Sure; the implementation can mess around with the dataset all it  
likes, and that includes making available computed graphs. (The same  
thing can be done by having the server compute the appropriate dataset  
for the user, rather than computing a virtual graph.)


My point was that "standard" SPARQL doesn't include this kind of  
thing, and doesn't offer a convenient alternative. You can't expect  
computed graphs from just any implementation that passes the SPARQL  
test suite.


Computing a virtual graph also loses the original graph names, which  
might be needed. I haven't done the due diligence, but I don't think  
there's a good way to express rich queries -- many triple patterns,  
retrieving graph names -- and avoid the problem I mentioned. (Even  
computing a dataset with FROM loses the graph names, and FROM NAMED  
doesn't do what we need.)


Someone not too familiar with SPARQL could read the spec and decide to  
implement access control by putting access control information in the  
default graph, implementing access constraints purely through triple  
patterns and filters. They would soon realize that madness is the end  
destination for such a scheme! The neat queries they saw in the SPARQL  
spec turn into twisted monstrosities, because they need to specify  
huge datasets or manually split up patterns into a maze of GRAPH  
clauses. The alternative is to use some implementation-specific  
extension... tempting!


> This would be a data-store-specific extension, but it would work with
> the standard SPARQL query lang.


Whenever I see "implementation-specific extension", I would suggest  
just skipping the intermediate stages (computed graphs, syntax  
extensions...): jump straight to user-specific views of a store, where  
the triple store itself controls visibility on a per-triple level.

SPARQL can run a level above, ignoring access control entirely -- no  
changes to queries! This also frees up the dataset for user-specific  
use, and preserves graph names.

If you're going to be a monkey, be a gorilla! :)

The interesting questions are then "is there some part of this that  
could be meaningfully standardized?", and "are there any lessons to  
learn from this wrt SPARQL itself?". After all, once you've done  
access control you then have to tackle change management, provenance...
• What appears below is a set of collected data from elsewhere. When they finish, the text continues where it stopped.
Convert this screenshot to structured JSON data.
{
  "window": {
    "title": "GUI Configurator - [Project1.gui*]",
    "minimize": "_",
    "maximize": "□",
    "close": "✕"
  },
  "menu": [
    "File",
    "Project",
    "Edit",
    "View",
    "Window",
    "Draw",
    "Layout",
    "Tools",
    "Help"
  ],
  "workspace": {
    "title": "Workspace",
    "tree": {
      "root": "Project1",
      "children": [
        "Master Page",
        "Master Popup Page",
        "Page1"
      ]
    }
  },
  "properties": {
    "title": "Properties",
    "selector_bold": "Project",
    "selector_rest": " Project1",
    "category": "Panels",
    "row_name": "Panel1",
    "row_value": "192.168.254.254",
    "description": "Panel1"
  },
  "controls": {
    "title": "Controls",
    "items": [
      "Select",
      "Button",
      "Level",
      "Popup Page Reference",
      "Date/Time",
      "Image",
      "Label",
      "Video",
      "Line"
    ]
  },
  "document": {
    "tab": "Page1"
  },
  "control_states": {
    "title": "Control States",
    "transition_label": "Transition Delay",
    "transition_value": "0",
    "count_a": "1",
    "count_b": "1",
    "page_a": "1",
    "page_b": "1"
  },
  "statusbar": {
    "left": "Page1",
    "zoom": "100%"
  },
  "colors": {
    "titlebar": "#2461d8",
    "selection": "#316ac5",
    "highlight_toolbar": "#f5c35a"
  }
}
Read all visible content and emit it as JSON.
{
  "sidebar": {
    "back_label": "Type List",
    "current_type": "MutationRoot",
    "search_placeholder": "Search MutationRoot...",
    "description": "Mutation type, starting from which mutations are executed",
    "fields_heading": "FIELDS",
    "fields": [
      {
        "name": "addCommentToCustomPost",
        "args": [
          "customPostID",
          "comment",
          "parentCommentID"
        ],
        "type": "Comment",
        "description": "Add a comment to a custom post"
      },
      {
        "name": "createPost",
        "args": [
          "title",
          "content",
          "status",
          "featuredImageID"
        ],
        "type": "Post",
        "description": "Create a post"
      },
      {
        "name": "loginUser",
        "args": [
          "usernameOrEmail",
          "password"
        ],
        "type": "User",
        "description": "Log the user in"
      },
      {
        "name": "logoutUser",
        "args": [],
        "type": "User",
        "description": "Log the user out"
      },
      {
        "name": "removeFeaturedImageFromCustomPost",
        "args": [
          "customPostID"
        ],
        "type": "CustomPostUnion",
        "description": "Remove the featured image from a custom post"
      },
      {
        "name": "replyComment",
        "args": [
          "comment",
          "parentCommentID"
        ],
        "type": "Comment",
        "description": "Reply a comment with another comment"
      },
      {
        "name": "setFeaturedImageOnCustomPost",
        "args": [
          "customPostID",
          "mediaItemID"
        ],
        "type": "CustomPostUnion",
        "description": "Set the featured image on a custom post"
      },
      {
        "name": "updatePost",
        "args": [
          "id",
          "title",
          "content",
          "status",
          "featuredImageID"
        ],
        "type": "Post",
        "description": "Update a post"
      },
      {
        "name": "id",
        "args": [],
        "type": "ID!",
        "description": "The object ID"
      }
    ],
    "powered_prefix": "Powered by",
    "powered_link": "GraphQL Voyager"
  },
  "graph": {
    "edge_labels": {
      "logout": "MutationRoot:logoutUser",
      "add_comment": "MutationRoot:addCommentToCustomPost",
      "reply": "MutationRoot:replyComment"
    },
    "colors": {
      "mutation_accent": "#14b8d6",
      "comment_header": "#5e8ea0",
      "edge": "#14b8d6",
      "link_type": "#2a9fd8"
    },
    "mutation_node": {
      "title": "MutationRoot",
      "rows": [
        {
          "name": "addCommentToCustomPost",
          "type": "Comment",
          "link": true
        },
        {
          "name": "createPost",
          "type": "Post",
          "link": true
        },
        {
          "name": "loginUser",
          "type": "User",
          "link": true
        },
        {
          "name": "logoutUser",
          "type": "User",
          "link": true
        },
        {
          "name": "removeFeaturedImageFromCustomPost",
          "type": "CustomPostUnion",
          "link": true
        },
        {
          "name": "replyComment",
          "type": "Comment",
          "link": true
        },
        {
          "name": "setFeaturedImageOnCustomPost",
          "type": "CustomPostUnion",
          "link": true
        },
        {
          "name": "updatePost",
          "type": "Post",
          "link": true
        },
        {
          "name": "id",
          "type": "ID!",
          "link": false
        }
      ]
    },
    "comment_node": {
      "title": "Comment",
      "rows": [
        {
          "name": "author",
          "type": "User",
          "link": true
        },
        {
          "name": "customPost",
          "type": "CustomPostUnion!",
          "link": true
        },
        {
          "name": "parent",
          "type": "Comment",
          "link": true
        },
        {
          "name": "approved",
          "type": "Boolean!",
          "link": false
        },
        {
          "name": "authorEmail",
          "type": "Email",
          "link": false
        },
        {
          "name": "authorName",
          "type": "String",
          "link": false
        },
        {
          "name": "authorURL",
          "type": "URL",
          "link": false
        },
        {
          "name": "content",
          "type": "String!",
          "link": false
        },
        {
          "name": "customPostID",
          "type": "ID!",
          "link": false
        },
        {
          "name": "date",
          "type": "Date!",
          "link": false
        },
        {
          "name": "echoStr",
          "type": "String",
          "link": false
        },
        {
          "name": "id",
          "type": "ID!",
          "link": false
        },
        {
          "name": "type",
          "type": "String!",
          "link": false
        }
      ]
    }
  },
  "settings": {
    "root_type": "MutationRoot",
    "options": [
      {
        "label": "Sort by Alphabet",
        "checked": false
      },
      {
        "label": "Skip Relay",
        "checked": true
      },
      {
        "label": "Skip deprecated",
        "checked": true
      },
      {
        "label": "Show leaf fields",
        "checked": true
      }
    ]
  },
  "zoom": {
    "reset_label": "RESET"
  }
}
> Actually, if the query engine accesses
> named graphs from a Web server, the "union of all allowed graphs"  
> could
> be just another resource on that server, and the query engine would  
> need
> no extensions.


That's fine for trivial datasets, but it still suffers from the  
"disappearing graph names" problem. It also shifts the work from an  
implementation extension to a web server extension... the web server  
has to compute that union graph. The approach does seem to have  
benefits, though.

-R

Received on Tuesday, 2 September 2008 22:12:43 UTC